Aos 27 anos, a gaúcha Josiane Gulart, natural de Carazinho, ocupa temporariamente a liderança da estatística de jóqueis em Cidade Jardim, São Paulo. Segunda colocada na temporada passada, superada apenas pelo namorado e campeão, Vagner Leal, a joqueta admite atravessar o melhor momento de sua carreira. Sua maior satisfação pessoal, entretanto, é ter conseguido abrir espaço para as mulheres no meio turfístico, segundo ela, extremamente machista, mas que aos poucos se rende às joquetas depois dos bons resultados por ela obtidos.
“Quando cheguei ao Rio só havia montado em canchas retas no Rio Grande do Sul. Sofri discriminação por ser mulher. Todos achavam que eu estava apenas de passagem e que desistiria de tudo diante da primeira dificuldade. Depois de algum tempo, provei encarar o trabalho com seriedade e pretender me estabelecer na profissão. Hoje, as joquetas mais novas encontram outro ponto de vista por parte dos homens. No lugar da descrença e da desconfiança, recebem respeito porque outra mulher já conseguiu provar a capacidade de disputar as corridas de igual para igual com os homens. Esta é a minha maior alegria no turfe”, afirma.
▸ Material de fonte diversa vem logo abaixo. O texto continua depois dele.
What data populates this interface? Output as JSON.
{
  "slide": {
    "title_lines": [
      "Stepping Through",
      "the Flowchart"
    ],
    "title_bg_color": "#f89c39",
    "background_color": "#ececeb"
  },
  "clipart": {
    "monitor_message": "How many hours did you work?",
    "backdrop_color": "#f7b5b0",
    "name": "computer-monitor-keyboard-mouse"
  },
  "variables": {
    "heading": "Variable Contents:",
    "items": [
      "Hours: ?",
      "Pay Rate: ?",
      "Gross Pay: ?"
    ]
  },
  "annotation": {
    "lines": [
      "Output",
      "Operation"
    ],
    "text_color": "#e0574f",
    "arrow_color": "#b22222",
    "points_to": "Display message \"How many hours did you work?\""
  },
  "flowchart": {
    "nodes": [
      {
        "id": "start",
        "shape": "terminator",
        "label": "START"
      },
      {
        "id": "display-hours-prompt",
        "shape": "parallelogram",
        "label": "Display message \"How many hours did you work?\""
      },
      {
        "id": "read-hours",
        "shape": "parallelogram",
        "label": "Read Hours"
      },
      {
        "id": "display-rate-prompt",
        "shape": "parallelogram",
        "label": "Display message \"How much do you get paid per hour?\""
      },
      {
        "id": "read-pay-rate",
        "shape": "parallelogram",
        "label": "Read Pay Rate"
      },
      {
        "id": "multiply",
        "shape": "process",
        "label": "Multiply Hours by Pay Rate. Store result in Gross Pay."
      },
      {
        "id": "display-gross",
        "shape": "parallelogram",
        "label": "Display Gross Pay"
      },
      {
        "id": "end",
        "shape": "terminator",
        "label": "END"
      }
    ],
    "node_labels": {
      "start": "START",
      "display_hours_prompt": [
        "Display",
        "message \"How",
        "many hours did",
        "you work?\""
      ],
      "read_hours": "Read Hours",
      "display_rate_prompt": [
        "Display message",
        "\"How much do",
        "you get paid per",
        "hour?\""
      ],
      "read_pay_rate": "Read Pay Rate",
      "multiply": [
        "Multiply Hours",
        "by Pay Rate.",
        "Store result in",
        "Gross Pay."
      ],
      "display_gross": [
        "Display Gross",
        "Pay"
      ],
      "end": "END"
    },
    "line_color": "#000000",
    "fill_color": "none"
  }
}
Josiane admite ter vivido um ano perfeito, profissionalmente. Depois da sétima colocação na temporada anterior, pulou para o segundo lugar no ranking de jóqueis de São Paulo na temporada seguinte. Começou o novo ano hípico a todo vapor e já lidera a estatística. A joqueta gaúcha, entretanto, espera enormes dificuldades para bater o próprio namorado e atual campeão, Vagner Leal, além de Francisco Leandro, José Aparecido e Waldomiro Blandi, segundo ela, os principais candidatos à liderança.
”Os colegas de profissão tiveram um ano conturbado por quedas. Abriram caminho para facilitar os meus bons resultados. Agora a briga será feia pelo topo do ranking. Se conseguir chegar embolada com estes quatro, já será bom”, reconhece.
Os resultados dos últimos tempos são creditados, por ela, à confiança conquistada junto a proprietários e treinadores. Josiane destaca o fato de receber boas montarias de quase todos os treinadores do turfe paulista como responsável pela espetacular sequência de triunfos.
“Quando tudo se encaixa é muito bom e minha vida agora está assim. Mas já passei por fases ruins, principalmente quando troquei o turfe carioca pelo paulista. A profissão sempre tem bons e maus momentos. É preciso reconhecer isso e enfrentar as crises de peito aberto, para depois reencontrar a felicidade”, filosofa a joqueta sensação do turfe brasileiro.
Josiane tem acompanhado de perto a evolução de Marcelle Martins, a aprendiz que lidera a estatística de jóqueis no Rio de Janeiro. Considera que teve rápida evolução, mas alerta a colega para as dificuldades de perder a descarga de peso.
“Marcelle é ótima largadora e melhora a cada dia. Precisa continuar focada no trabalho e manter a humildade para superar a fase de transição entre deixar de ser aprendiz e passar à categoria de jóquei. Mas ela tem talento e, com certeza, vai continuar a dar canseira nos jóqueis da Gávea. Aliás, eu sempre afirmo para os meus amigos. Quem consegue montar no turfe carioca com sucesso pode montar em qualquer hipódromo do mundo. Além do excelente nível de jóqueis, a corrida é competitiva, dura e só com muita raça se consegue chegar lá”, ensina.
Josiane pretende voltar a montar no Rio de Janeiro. No momento, porém, quer mesmo é desfrutar da boa fase que atravessa em São Paulo. Motivada para a semana do Grande Prêmio Brasil, faz planos para montar em todas as reuniões da Gávea.
“Quero matar a saudade dos amigos e dos inúmeros fãs que torcem por mim no simulcasting”, fala, abrindo seu lindo sorriso.